Deutsche Bank officials have said the financial sector is most likely nearing a turnaround after years of uphill battles and restructuring. The German lender said it would not give up its "proven business model."
Lenders in Europe would soon be able to navigate out of the doldrums, Germany's Deutsche Bank said in a corporate report issued on Monday.
"2013 could well mean a turnaround for banks on the continent," the report stated. "But a return to really sustainable growth is hardly possible before 2014."
Deutsche Bank said it expected the lenders' corporate consumer business to pick up markedly.
Germany's largest bank also said it believed that pressures stemming from legal requirements to increase capital stock might be easing, with a lot of the requested measures already implemented. It concluded that this would give lenders more financial leeway to invest in new business segments.
Universal bank model
In its report, the German lender once again categorically objected to any ideas of separating consumer and investment banking. Co-CEOs Anshu Jain and Jürgen Fitschen maintained that Deutsche Bank's all-purpose structure was in the interest of its clients and Europe's economy as a whole.

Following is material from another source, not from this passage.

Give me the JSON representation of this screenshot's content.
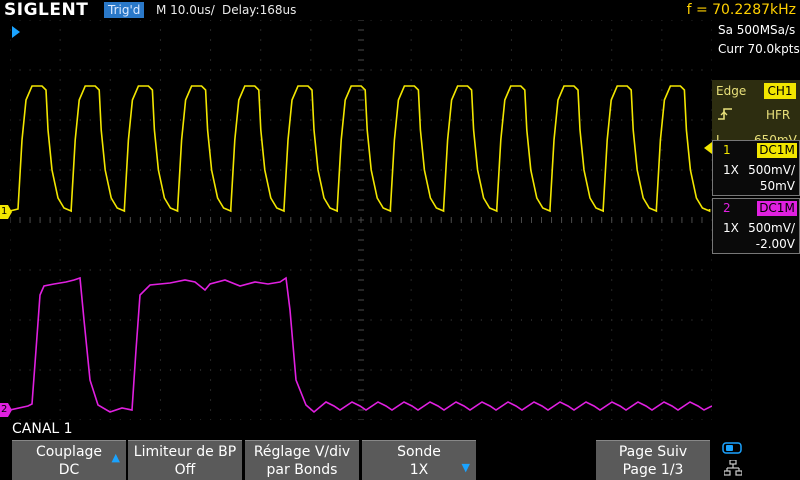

But because of litigation provisions and in-house restructuring, the lender posted a bottom-line profit of only 291 million euros ($380 million) in 2012, down from 4.3 billion euros a year earlier.
That also had a direct impact on the salaries of Anshu Jain and Jürgen Fitschen who "only" received about 4.9 million euros each for last year. Their predecessor, Josef Ackermann, pocketed 9.4 million euros in 2011.